Tuesday, 30 June 2009
I met him once. At Uri Geller’s wedding. God knows I have got some conversational mileage, over the years, out of attending that strange occasion - but you can hardly blame me for thinking about it again now.
My dad got invited to Uri Geller’s wedding, because they had the same publisher. They had met a few times. My dad didn’t know Uri Geller very well. But I caught a glimpse of the invitation as he was slipping it quietly over towards the bin, and I shrieked that if he did not accept that wedding invitation and take me with him, he could consider himself, henceforth, daughterless.
And so we went. It was awfully odd. Michael Jackson was best man. But he was late, as he was doing an appearance (I think at the Oxford Union) in the morning and there was a problem with the helicopter. So the pre-wedding drinks went on FOR HOURS. This was a problem for Hello! magazine, as they didn’t have quite enough celebrities to fill up the interviewing hours. They went through Dave Stewart of the Eurythmics, Nigel Mansell, Patti Boulaye and Hilary Jones the GMTV doctor. Eventually, after about two hours, they wandered over to my dad.

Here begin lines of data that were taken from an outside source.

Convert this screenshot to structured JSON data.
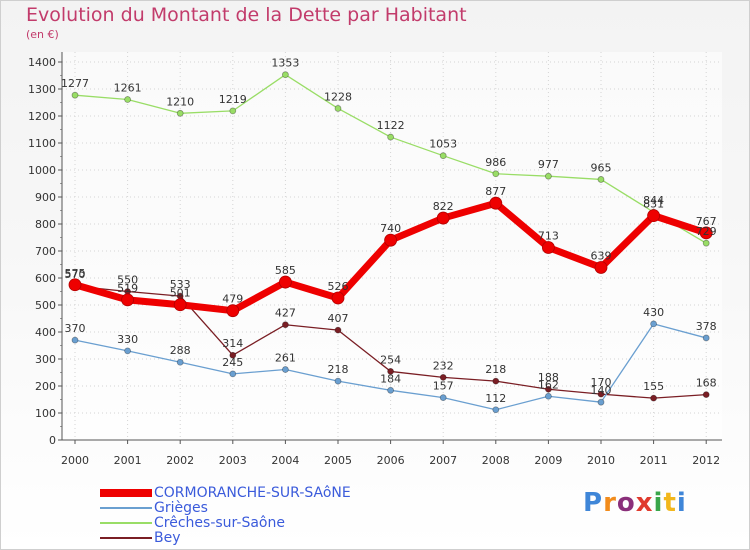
{
  "header": {
    "title": "Evolution du Montant de la Dette par Habitant",
    "subtitle": "(en €)"
  },
  "chart_data": {
    "type": "line",
    "title": "Evolution du Montant de la Dette par Habitant",
    "subtitle": "(en €)",
    "xlabel": "",
    "ylabel": "",
    "x": [
      "2000",
      "2001",
      "2002",
      "2003",
      "2004",
      "2005",
      "2006",
      "2007",
      "2008",
      "2009",
      "2010",
      "2011",
      "2012"
    ],
    "ylim": [
      0,
      1400
    ],
    "y_ticks": [
      0,
      100,
      200,
      300,
      400,
      500,
      600,
      700,
      800,
      900,
      1000,
      1100,
      1200,
      1300,
      1400
    ],
    "grid": true,
    "legend_position": "bottom-left",
    "series": [
      {
        "name": "CORMORANCHE-SUR-SAôNE",
        "color": "#ee0000",
        "values": [
          575,
          519,
          501,
          479,
          585,
          526,
          740,
          822,
          877,
          713,
          639,
          831,
          767
        ]
      },
      {
        "name": "Grièges",
        "color": "#6a9fd0",
        "values": [
          370,
          330,
          288,
          245,
          261,
          218,
          184,
          157,
          112,
          162,
          140,
          430,
          378
        ]
      },
      {
        "name": "Crêches-sur-Saône",
        "color": "#99dd66",
        "values": [
          1277,
          1261,
          1210,
          1219,
          1353,
          1228,
          1122,
          1053,
          986,
          977,
          965,
          844,
          729
        ]
      },
      {
        "name": "Bey",
        "color": "#7a1e24",
        "values": [
          570,
          550,
          533,
          314,
          427,
          407,
          254,
          232,
          218,
          188,
          170,
          155,
          168
        ]
      }
    ]
  },
  "legend": {
    "items": [
      {
        "label": "CORMORANCHE-SUR-SAôNE",
        "color": "#ee0000"
      },
      {
        "label": "Grièges",
        "color": "#6a9fd0"
      },
      {
        "label": "Crêches-sur-Saône",
        "color": "#99dd66"
      },
      {
        "label": "Bey",
        "color": "#7a1e24"
      }
    ]
  },
  "logo": {
    "text": "Proxiti",
    "letter_colors": [
      "#3f86d8",
      "#f28c1c",
      "#8a2f7a",
      "#e03b2e",
      "#3aa64a",
      "#f2b71c",
      "#3f86d8"
    ]
  }
}
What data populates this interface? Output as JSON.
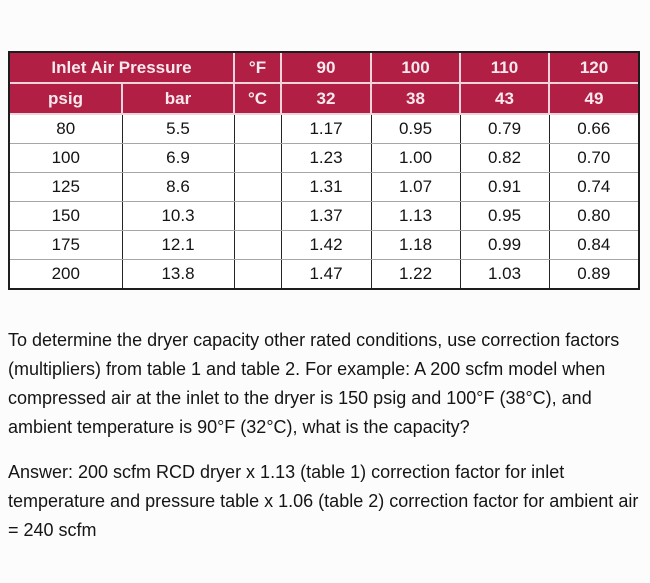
{
  "colors": {
    "accent": "#B11F44",
    "header_text": "#F7E9ED",
    "grid_dark": "#242424",
    "grid_light": "#A6A6A6"
  },
  "table1": {
    "header_row1": [
      "Inlet Air Pressure",
      "°F",
      "90",
      "100",
      "110",
      "120"
    ],
    "header_row2": [
      "psig",
      "bar",
      "°C",
      "32",
      "38",
      "43",
      "49"
    ],
    "rows": [
      [
        "80",
        "5.5",
        "",
        "1.17",
        "0.95",
        "0.79",
        "0.66"
      ],
      [
        "100",
        "6.9",
        "",
        "1.23",
        "1.00",
        "0.82",
        "0.70"
      ],
      [
        "125",
        "8.6",
        "",
        "1.31",
        "1.07",
        "0.91",
        "0.74"
      ],
      [
        "150",
        "10.3",
        "",
        "1.37",
        "1.13",
        "0.95",
        "0.80"
      ],
      [
        "175",
        "12.1",
        "",
        "1.42",
        "1.18",
        "0.99",
        "0.84"
      ],
      [
        "200",
        "13.8",
        "",
        "1.47",
        "1.22",
        "1.03",
        "0.89"
      ]
    ]
  },
  "paragraphs": {
    "example": "To determine the dryer capacity other rated conditions, use correction factors\n(multipliers) from table 1 and table 2. For example: A 200 scfm model when\ncompressed air at the inlet to the dryer is 150 psig and 100°F (38°C), and\nambient temperature is 90°F (32°C), what is the capacity?",
    "answer": "Answer: 200 scfm RCD dryer x 1.13 (table 1) correction factor for inlet\ntemperature and pressure table x 1.06 (table 2) correction factor for ambient air\n= 240 scfm"
  }
}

“I barely know Uri Geller”, my dad explained, “but my daughter wanted to meet Michael Jackson. And I thought, since she’s over 12 now, it would probably be safe enough.”
As the interviewer backed away, horrified, I said to my dad, “Have you ever seen Hello! magazine? I don’t think that’s what they were looking for.”

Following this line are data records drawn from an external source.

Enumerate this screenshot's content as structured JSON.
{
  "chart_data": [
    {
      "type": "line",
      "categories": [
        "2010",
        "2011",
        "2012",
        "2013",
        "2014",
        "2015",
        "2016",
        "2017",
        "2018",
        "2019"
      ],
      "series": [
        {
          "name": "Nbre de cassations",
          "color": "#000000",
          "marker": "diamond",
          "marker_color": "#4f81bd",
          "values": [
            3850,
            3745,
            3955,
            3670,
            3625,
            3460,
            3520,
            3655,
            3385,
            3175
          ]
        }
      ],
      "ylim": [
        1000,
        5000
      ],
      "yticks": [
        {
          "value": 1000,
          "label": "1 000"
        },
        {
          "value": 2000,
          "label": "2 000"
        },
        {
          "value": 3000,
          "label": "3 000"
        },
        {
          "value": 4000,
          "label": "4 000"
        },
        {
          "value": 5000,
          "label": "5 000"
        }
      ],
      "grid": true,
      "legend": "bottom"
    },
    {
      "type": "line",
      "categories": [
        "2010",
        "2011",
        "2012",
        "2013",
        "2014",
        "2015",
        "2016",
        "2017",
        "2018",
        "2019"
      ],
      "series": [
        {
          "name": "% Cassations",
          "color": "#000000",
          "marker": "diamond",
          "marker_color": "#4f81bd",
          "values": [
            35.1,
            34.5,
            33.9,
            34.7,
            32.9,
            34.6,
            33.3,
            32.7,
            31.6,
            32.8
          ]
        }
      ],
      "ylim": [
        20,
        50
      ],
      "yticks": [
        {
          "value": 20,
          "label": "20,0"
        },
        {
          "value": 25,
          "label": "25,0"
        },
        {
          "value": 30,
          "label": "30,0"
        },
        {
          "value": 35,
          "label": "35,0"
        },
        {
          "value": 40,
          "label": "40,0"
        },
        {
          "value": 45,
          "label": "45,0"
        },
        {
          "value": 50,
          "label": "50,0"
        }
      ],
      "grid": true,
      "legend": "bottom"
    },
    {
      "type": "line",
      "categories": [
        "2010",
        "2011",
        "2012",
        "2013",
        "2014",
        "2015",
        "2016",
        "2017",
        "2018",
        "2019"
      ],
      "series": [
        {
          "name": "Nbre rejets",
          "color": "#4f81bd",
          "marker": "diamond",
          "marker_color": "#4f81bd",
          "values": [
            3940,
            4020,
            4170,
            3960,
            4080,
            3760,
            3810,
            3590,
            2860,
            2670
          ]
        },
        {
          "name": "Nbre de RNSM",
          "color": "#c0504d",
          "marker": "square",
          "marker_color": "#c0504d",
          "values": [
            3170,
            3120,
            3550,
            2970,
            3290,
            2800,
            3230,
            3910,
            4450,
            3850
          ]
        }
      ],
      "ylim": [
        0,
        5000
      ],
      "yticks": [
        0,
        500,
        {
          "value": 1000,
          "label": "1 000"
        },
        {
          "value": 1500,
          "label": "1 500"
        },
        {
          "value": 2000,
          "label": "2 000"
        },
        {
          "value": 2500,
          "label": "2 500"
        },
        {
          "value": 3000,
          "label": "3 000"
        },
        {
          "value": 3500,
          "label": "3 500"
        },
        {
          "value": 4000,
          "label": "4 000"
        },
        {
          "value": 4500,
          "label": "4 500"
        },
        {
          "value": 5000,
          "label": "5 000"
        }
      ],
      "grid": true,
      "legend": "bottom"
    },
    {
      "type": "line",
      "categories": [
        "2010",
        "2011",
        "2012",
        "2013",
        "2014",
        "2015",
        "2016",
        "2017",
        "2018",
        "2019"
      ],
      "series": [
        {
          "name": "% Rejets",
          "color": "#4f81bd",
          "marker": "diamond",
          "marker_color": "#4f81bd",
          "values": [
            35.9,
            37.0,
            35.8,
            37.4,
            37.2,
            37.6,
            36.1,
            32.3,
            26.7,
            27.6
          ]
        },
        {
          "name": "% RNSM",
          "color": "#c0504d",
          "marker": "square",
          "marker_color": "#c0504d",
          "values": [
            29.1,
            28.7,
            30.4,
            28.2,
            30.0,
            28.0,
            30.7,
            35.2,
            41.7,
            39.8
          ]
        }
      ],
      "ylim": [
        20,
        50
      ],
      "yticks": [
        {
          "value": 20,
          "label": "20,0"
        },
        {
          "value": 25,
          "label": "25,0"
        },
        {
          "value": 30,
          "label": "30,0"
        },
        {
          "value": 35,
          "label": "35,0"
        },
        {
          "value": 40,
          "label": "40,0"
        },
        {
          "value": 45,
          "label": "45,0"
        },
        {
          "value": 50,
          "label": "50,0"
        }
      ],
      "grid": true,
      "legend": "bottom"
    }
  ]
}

Anyway, Michael Jackson turned up eventually, on crutches. I say “met him”, I didn’t do much more than say hi as he walked past, and ask if he had found the ceremony baffling, and he said “No it was lovely” (or something like that) and hobbled off into his helicopter and flew away.
It is awfully sad that he died. Poor Michael Jackson. Nevertheless, hearing the news in Las Vegas… well, I’d be lying if I said the coverage was understated. Everyone on the TV is in tears. Literally everyone. Switch on the news and all you see is sobbing newscasters talking to sobbing chat show hosts, sobbing fans, sobbing local reporters and sobbing cardiologists. Medical experts sob through the possible causes of death, famiy lawyers sob about who might get custody of the children. They keep describing the man himself as “the true heart and soul of Las Vegas”. On the day the news was released, they kept showing montages of him to dirge-like music, then talking about his faith in God, his charity work, his great munificence, sobbing again, and cutting to another montage. You would think Saint Jerome had died. Or everyone’s mother.
And, sad and shocked though I was to hear the news, after three weeks in Vegas I can’t deny that I felt a shiver of homesickness for my damp, sarcastic, cynical home town when I got a text from a friend in London saying, simply, “R. I. Paedo.”